Many biologically based cognitive differences favor women, Pinker explains. Women are "better at remembering landmarks and the positions of objects … more dexterous … have better depth perception, match shapes faster, and are much better at reading facial expressions and body language … retrieve words more fluently, and have a better memory for verbal material." They also have more "interest in people." This may be why "some relatively prestigious professions are dominated by women," including "my own field, the study of language development in children."

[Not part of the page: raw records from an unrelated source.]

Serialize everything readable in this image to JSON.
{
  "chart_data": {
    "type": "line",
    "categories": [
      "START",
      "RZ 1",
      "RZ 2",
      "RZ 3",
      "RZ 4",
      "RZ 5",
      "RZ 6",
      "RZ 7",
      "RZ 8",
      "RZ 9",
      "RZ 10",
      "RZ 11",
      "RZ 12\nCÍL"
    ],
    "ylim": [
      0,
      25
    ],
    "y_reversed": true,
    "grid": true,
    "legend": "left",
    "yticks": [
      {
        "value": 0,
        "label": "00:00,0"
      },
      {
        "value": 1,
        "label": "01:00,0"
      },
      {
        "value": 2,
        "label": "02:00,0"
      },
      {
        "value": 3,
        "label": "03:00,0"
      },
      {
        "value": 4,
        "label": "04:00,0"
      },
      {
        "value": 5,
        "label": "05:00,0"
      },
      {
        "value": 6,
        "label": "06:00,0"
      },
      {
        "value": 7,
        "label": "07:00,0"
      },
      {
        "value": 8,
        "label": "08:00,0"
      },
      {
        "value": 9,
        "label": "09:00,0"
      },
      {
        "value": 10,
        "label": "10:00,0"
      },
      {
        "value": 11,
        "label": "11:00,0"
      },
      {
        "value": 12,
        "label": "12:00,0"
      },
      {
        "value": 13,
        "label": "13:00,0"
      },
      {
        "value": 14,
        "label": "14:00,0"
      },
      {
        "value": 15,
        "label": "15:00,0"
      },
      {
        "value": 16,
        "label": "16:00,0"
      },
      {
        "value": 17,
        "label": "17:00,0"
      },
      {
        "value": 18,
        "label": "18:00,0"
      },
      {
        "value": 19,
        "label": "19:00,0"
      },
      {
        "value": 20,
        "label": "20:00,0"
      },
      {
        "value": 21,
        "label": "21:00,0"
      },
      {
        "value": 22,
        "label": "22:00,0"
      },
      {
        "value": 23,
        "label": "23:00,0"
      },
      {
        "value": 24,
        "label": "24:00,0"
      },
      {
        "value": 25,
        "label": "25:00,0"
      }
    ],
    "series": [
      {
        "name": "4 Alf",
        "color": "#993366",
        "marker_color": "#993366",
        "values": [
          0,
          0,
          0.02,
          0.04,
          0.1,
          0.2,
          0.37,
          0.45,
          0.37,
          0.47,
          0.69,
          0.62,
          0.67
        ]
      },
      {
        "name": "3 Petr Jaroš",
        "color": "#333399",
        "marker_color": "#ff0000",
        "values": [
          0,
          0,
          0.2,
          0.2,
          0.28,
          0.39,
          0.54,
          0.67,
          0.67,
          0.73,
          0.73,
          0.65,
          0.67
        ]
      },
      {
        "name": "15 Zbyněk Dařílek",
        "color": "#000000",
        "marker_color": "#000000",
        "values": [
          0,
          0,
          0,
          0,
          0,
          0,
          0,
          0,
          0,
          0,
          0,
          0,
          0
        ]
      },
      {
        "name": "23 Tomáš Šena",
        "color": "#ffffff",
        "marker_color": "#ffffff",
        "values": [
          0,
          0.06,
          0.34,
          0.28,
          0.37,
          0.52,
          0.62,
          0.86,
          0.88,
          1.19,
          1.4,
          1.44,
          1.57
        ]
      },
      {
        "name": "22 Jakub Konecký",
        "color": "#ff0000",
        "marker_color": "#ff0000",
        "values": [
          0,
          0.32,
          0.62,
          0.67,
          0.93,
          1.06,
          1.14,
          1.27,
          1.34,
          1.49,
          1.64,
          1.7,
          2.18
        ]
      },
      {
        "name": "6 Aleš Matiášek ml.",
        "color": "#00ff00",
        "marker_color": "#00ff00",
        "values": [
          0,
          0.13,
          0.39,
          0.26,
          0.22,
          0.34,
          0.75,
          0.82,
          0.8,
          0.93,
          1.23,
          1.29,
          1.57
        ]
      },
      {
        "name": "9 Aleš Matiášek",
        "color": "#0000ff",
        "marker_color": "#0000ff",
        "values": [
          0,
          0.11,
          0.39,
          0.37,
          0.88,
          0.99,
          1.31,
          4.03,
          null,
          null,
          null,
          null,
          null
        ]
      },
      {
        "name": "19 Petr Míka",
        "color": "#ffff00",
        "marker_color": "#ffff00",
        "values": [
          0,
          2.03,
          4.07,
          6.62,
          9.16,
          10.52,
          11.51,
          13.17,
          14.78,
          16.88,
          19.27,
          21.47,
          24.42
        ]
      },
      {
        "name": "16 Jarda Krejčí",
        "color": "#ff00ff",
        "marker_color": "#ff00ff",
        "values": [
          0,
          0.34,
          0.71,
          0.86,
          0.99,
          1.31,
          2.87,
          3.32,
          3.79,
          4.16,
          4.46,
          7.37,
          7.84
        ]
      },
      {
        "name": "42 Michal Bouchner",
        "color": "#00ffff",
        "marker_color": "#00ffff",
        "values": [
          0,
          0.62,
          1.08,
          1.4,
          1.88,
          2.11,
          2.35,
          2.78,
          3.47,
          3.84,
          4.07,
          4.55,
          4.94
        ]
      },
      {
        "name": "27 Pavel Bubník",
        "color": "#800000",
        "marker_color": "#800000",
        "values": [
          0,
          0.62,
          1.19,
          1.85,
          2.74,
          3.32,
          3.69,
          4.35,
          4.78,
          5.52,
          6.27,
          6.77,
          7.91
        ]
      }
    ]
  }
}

But the "large difference in favor of men" in visual-spatial and related abilities is especially important in engineering, mathematics, and certain hard sciences, Pinker explains. And those are the only academic fields in which anyone has seriously suggested an innate male advantage.
The politically correct insistence that "the differences between men and women have nothing to do with biology, but are socially constructed in their entirety" is, as Pinker writes, "handcuffing feminism to railroad tracks on which a train is bearing down." It is the train of scientific truth.